A sentença de Salomão

Duas prostitutas apresentaram-se perante o Rei Salomão e uma disse-lhe:

Disse a outra mulher:

– Não, o vivo é o meu filho, e o teu filho é o morto.

Mas a primeira retorquiu:

– O morto é o teu filho, e o vivo é o meu.

Depois de ouvir as duas mulheres, o Rei disse:

– Trazei-me uma espada! – Trouxeram-lhe uma espada, e ele ordenou: – Dividi em duas partes o menino vivo, e dai metade a uma e metade a outra.

Mas a mulher cujo filho era o vivo implorou:

– Meu Senhor, dai o menino vivo a ela e não o mateis!

A outra, porém, discordou:

– Que não seja teu nem meu; dividi-o.

Então, decidiu o Rei:

– Dai a esta mulher o menino vivo, porque esta é a sua mãe. (adaptação minha do texto bíblico).

Na entrevista que deu ao SOL há quatro meses, Passos Coelho exprimiu pela primeira vez uma ideia que depois repetiria em várias ocasiões:"O que vai estar em jogo nas próximas eleições é saber se damos maioria ao atual Governo ou se damos maioria ao Partido Socialista. Espero que uma destas coisas aconteça".

Nesta maneira de pôr a questão, Passos Coelho agiu como a mãe legítima da história do Rei Salomão.

Tal como ela, Passos disse aos eleitores: ‘Eu desejo a maioria absoluta, mas se não a puder ter, que a dêem então ao Partido Socialista’.

Desta maneira, tentou mostrar que põe os interesses do país acima dos seus próprios.

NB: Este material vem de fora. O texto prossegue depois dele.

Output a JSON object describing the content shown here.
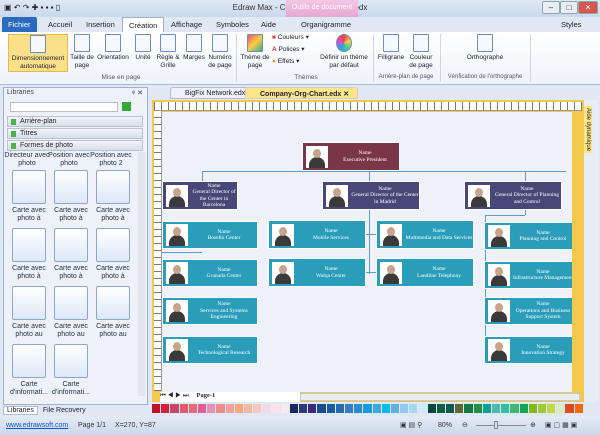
{
  "window": {
    "title": "Edraw Max - Company-Org-Chart.edx",
    "context_tab": "Outils de document",
    "styles": "Styles"
  },
  "tabs": [
    "Fichier",
    "Accueil",
    "Insertion",
    "Création",
    "Affichage",
    "Symboles",
    "Aide",
    "Organigramme"
  ],
  "ribbon": {
    "buttons": [
      {
        "label": "Dimensionnement automatique",
        "icon": "auto-size-icon"
      },
      {
        "label": "Taille de page",
        "icon": "page-size-icon"
      },
      {
        "label": "Orientation",
        "icon": "orientation-icon"
      },
      {
        "label": "Unité",
        "icon": "unit-icon"
      },
      {
        "label": "Règle & Grille",
        "icon": "grid-icon"
      },
      {
        "label": "Marges",
        "icon": "margins-icon"
      },
      {
        "label": "Numéro de page",
        "icon": "page-number-icon"
      },
      {
        "label": "Thème de page",
        "icon": "theme-icon"
      },
      {
        "label": "Définir un thème par défaut",
        "icon": "default-theme-icon"
      },
      {
        "label": "Filligrane",
        "icon": "watermark-icon"
      },
      {
        "label": "Couleur de page",
        "icon": "page-color-icon"
      },
      {
        "label": "Orthographe",
        "icon": "spelling-icon"
      }
    ],
    "small": [
      "Couleurs",
      "Polices",
      "Effets"
    ],
    "groups": [
      "Mise en page",
      "Thèmes",
      "Arrière-plan de page",
      "Vérification de l'orthographe"
    ]
  },
  "libraries": {
    "title": "Libraries",
    "categories": [
      "Arrière-plan",
      "Titres",
      "Formes de photo"
    ],
    "top_labels": [
      "Directeur avec photo",
      "Position avec photo",
      "Position avec photo 2"
    ],
    "items": [
      "Carte avec photo à",
      "Carte avec photo à",
      "Carte avec photo à",
      "Carte avec photo à",
      "Carte avec photo à",
      "Carte avec photo à",
      "Carte avec photo au",
      "Carte avec photo au",
      "Carte avec photo au",
      "Carte d'informati...",
      "Carte d'informati..."
    ],
    "bottom_tabs": [
      "Libraries",
      "File Recovery"
    ]
  },
  "documents": [
    "BigFix Network.edx",
    "Company-Org-Chart.edx"
  ],
  "right_panel": "Aide dynamique",
  "ruler_h": [
    "40",
    "60",
    "80",
    "100",
    "120",
    "140",
    "160",
    "180",
    "200",
    "220",
    "240",
    "260"
  ],
  "org": {
    "top": {
      "name": "Name",
      "role": "Executive President"
    },
    "level2": [
      {
        "name": "Name",
        "role": "General Director of the Center in Barcelona"
      },
      {
        "name": "Name",
        "role": "General Director of the Center in Madrid"
      },
      {
        "name": "Name",
        "role": "General Director of Planning and Control"
      }
    ],
    "left": [
      {
        "name": "Name",
        "role": "Bosello Center"
      },
      {
        "name": "Name",
        "role": "Granada Center"
      },
      {
        "name": "Name",
        "role": "Services and Systems Engineering"
      },
      {
        "name": "Name",
        "role": "Technological Research"
      }
    ],
    "mid_a": [
      {
        "name": "Name",
        "role": "Mobile Services"
      },
      {
        "name": "Name",
        "role": "Walqa Center"
      }
    ],
    "mid_b": [
      {
        "name": "Name",
        "role": "Multimedia and Data Services"
      },
      {
        "name": "Name",
        "role": "Landline Telephony"
      }
    ],
    "right": [
      {
        "name": "Name",
        "role": "Planning and Control"
      },
      {
        "name": "Name",
        "role": "Infrastructure Management"
      },
      {
        "name": "Name",
        "role": "Operations and Business Support System"
      },
      {
        "name": "Name",
        "role": "Innovation Strategy"
      }
    ]
  },
  "page_tab": "Page-1",
  "palette": [
    "#c0102a",
    "#d81e3a",
    "#c8456a",
    "#e05a6a",
    "#e86a7a",
    "#e0609a",
    "#e890b0",
    "#f08a8a",
    "#f4a0a0",
    "#f8a878",
    "#f4b8a0",
    "#f8c8c0",
    "#f0d8e8",
    "#fce0ea",
    "#fbe8ee",
    "#1a2a5a",
    "#2a3a7a",
    "#3a2a7a",
    "#1a4a8a",
    "#1a5aa0",
    "#2a6ab0",
    "#3a7ac0",
    "#2a8ad0",
    "#1a9ae0",
    "#3aaae0",
    "#10b8f0",
    "#60b0e0",
    "#90c8f0",
    "#a8d8f0",
    "#d0e8f8",
    "#0a4a3a",
    "#106040",
    "#105a50",
    "#5a6a30",
    "#107a40",
    "#20904a",
    "#10a090",
    "#50b8b0",
    "#30c0a0",
    "#40b870",
    "#10a850",
    "#80b820",
    "#a0c840",
    "#c0d840",
    "#d8e8c8",
    "#e04a20",
    "#f06a10"
  ],
  "status": {
    "link": "www.edrawsoft.com",
    "page": "Page 1/1",
    "coords": "X=270, Y=87",
    "zoom": "80%",
    "zoom_level": 0.4
  }
}
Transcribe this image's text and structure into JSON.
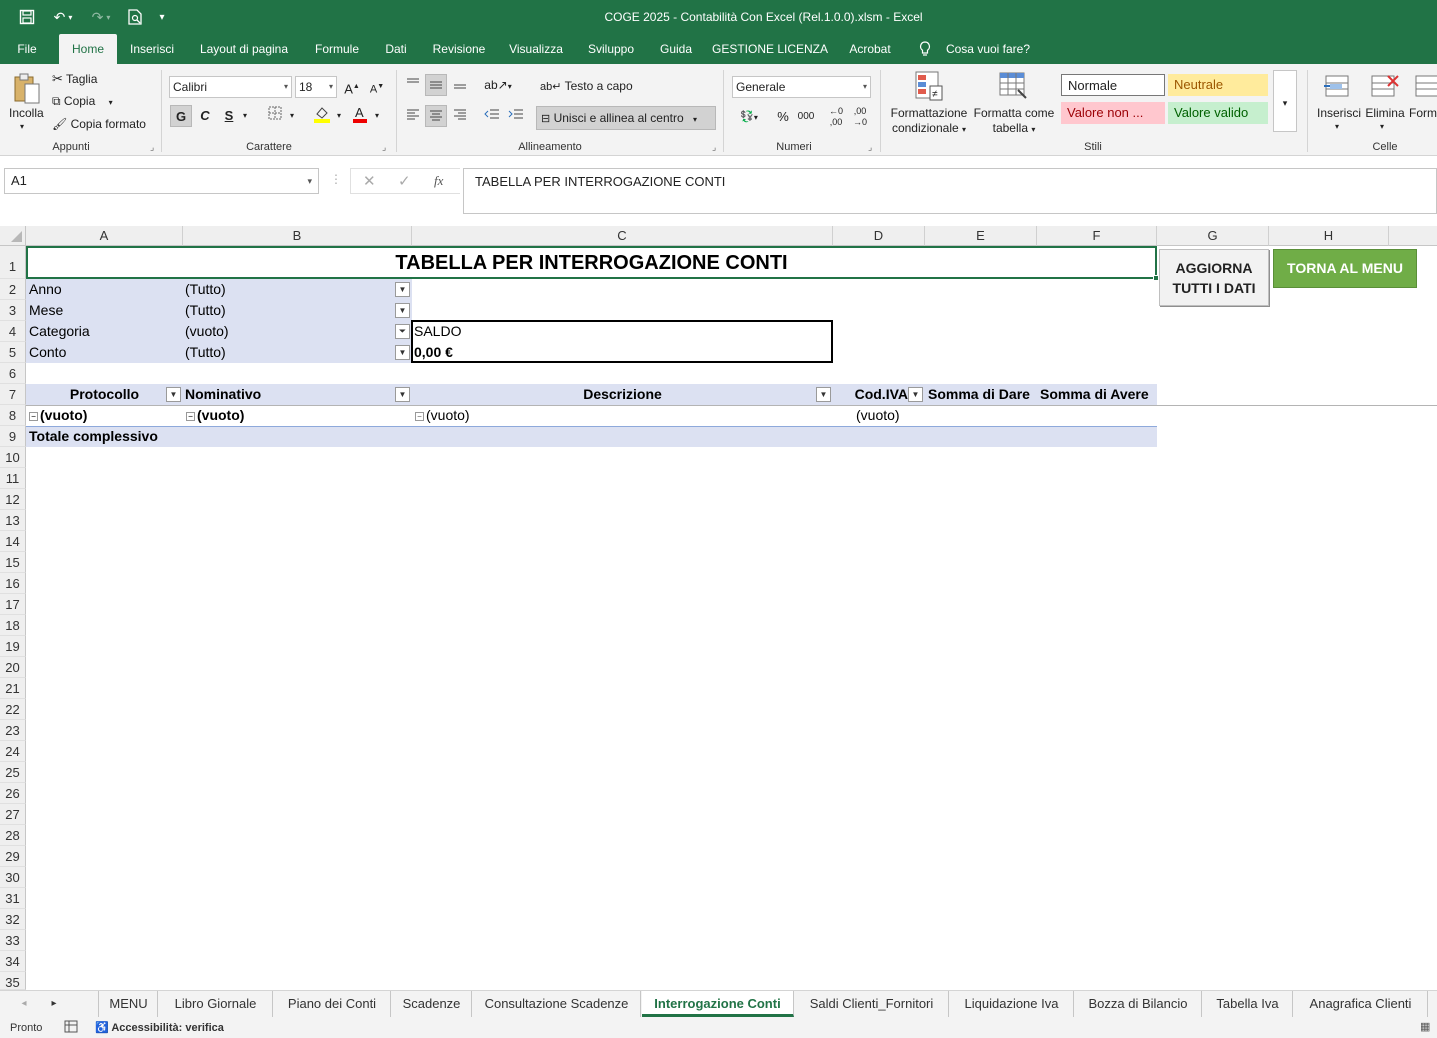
{
  "titlebar": {
    "title": "COGE 2025 - Contabilità Con Excel (Rel.1.0.0).xlsm  -  Excel"
  },
  "menu": {
    "tabs": [
      "File",
      "Home",
      "Inserisci",
      "Layout di pagina",
      "Formule",
      "Dati",
      "Revisione",
      "Visualizza",
      "Sviluppo",
      "Guida",
      "GESTIONE LICENZA",
      "Acrobat",
      "Cosa vuoi fare?"
    ]
  },
  "ribbon": {
    "appunti": {
      "paste": "Incolla",
      "cut": "Taglia",
      "copy": "Copia",
      "format_painter": "Copia formato",
      "group": "Appunti"
    },
    "carattere": {
      "font": "Calibri",
      "size": "18",
      "bold": "G",
      "italic": "C",
      "underline": "S",
      "group": "Carattere"
    },
    "allineamento": {
      "wrap": "Testo a capo",
      "merge": "Unisci e allinea al centro",
      "group": "Allineamento"
    },
    "numeri": {
      "format": "Generale",
      "group": "Numeri"
    },
    "stili": {
      "cond_format": [
        "Formattazione",
        "condizionale"
      ],
      "format_table": [
        "Formatta come",
        "tabella"
      ],
      "normal": "Normale",
      "neutral": "Neutrale",
      "bad": "Valore non ...",
      "good": "Valore valido",
      "group": "Stili"
    },
    "celle": {
      "insert": "Inserisci",
      "delete": "Elimina",
      "format": "Form",
      "group": "Celle"
    }
  },
  "formula_bar": {
    "name_box": "A1",
    "content": "TABELLA PER INTERROGAZIONE CONTI"
  },
  "grid": {
    "columns": [
      "A",
      "B",
      "C",
      "D",
      "E",
      "F",
      "G",
      "H"
    ],
    "rows": [
      "1",
      "2",
      "3",
      "4",
      "5",
      "6",
      "7",
      "8",
      "9",
      "10",
      "11",
      "12",
      "13",
      "14",
      "15",
      "16",
      "17",
      "18",
      "19",
      "20",
      "21",
      "22",
      "23",
      "24",
      "25",
      "26",
      "27",
      "28",
      "29",
      "30",
      "31",
      "32",
      "33",
      "34",
      "35"
    ],
    "title": "TABELLA PER INTERROGAZIONE CONTI",
    "filters": [
      {
        "label": "Anno",
        "value": "(Tutto)"
      },
      {
        "label": "Mese",
        "value": "(Tutto)"
      },
      {
        "label": "Categoria",
        "value": "(vuoto)"
      },
      {
        "label": "Conto",
        "value": "(Tutto)"
      }
    ],
    "saldo_label": "SALDO",
    "saldo_value": "0,00 €",
    "pivot_headers": [
      "Protocollo",
      "Nominativo",
      "Descrizione",
      "Cod.IVA",
      "Somma di Dare",
      "Somma di Avere"
    ],
    "pivot_row": [
      "(vuoto)",
      "(vuoto)",
      "(vuoto)",
      "(vuoto)"
    ],
    "total_label": "Totale complessivo",
    "button_refresh": [
      "AGGIORNA",
      "TUTTI I DATI"
    ],
    "button_menu": "TORNA AL MENU"
  },
  "sheets": [
    "MENU",
    "Libro Giornale",
    "Piano dei Conti",
    "Scadenze",
    "Consultazione Scadenze",
    "Interrogazione Conti",
    "Saldi Clienti_Fornitori",
    "Liquidazione Iva",
    "Bozza di Bilancio",
    "Tabella Iva",
    "Anagrafica Clienti"
  ],
  "active_sheet": "Interrogazione Conti",
  "status": {
    "ready": "Pronto",
    "accessibility": "Accessibilità: verifica"
  },
  "colors": {
    "excel_green": "#217346",
    "header_bg": "#dce1f2",
    "button_green": "#70ad47"
  }
}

Que, mais importante do que ele ser ou não primeiro-ministro, é Portugal ter um Governo com condições para governar.

Em 1979, ainda que por outras palavras, Sá Carneiro jogou exatamente a mesma cartada: formou a AD e apelou à "bipolarização".

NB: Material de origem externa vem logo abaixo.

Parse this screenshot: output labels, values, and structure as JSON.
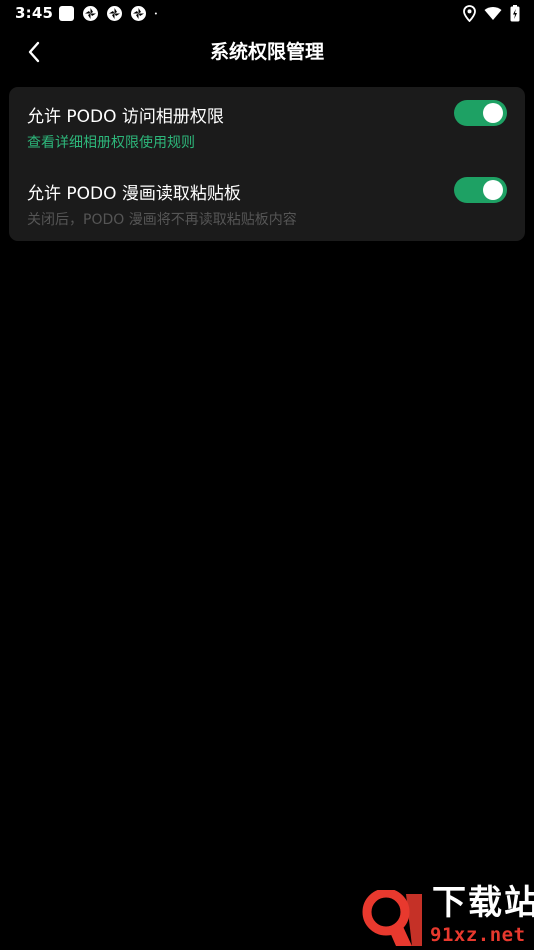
{
  "status_bar": {
    "time": "3:45",
    "notification_icons": [
      "square-app-icon",
      "aperture-icon",
      "aperture-icon",
      "aperture-icon",
      "dot-icon"
    ],
    "system_icons": [
      "location-icon",
      "wifi-icon",
      "battery-charging-icon"
    ]
  },
  "header": {
    "title": "系统权限管理",
    "back_icon": "chevron-left-icon"
  },
  "settings": [
    {
      "title": "允许 PODO 访问相册权限",
      "subtitle": "查看详细相册权限使用规则",
      "subtitle_style": "link",
      "enabled": true
    },
    {
      "title": "允许 PODO 漫画读取粘贴板",
      "subtitle": "关闭后，PODO 漫画将不再读取粘贴板内容",
      "subtitle_style": "muted",
      "enabled": true
    }
  ],
  "watermark": {
    "logo_text": "9",
    "cn_text": "下载站",
    "url_text": "91xz.net"
  },
  "colors": {
    "background": "#000000",
    "card": "#1b1b1b",
    "accent_green": "#1ea164",
    "link_green": "#2db67a",
    "muted_text": "#555555",
    "watermark_red": "#e8392e"
  }
}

Nessa altura ganhou a aposta, conseguindo a primeira maioria absoluta desde o 25 de Abril.

E, como tenho repetidamente escrito, é esta a estratégia correta.

A democracia funciona melhor quando há bipartidarismo – ou seja, quando dois partidos (neste caso, um partido e uma coligação) concentram a maioria dos votos e se revezam no Governo.

É assim nos Estados Unidos, em Inglaterra, em Espanha, etc.

Este sistema tem defeitos?

Claro.

Mas nunca se inventou outro melhor.

 

Depois da Inglaterra, a Grécia

A esquerda exultou com a vitória do Syriza na Grécia, e a direita assobiou para o ar.

Nem uma nem outra das reações tem razão de ser.

Este Syriza defende exatamente o contrário do que defendia há oito meses, aquando das últimas eleições.

Há oito meses, defendia uma estratégia de confrontação com a Europa, o não pagamento da dívida e a recusa da austeridade.

Hoje, defende o consenso com a Europa, o pagamento da dívida e a aceitação da austeridade, consignada num terceiro resgate.

A esquerda devia estar satisfeita se a Unidade Popular, o  partido apoiado por Varoufakis e formado pelos deputados  que não mudaram de opinião, tivesse ganho as eleições; mas nem sequer elegeu deputados.

E a direita não tem razões para assobiar para o ar.

Primeiro, porque ficou provada a sua tese de que o caminho dentro da União Europeia deve ser o do consenso e não o da confrontação.

Até um homem com o historial de Alexis Tsipras já o reconheceu.

Segundo – e mais importante – porque na Grécia venceu a continuidade.

Ou seja: mesmo num país em que as coisas correram muito mal, a continuidade venceu.

Venceu quem estava.

As pessoas votaram em quem já conheciam, recusando apostar no escuro.

Apesar de todos os seus erros, trapalhadas e cambalhotas, Tsipras foi reeleito!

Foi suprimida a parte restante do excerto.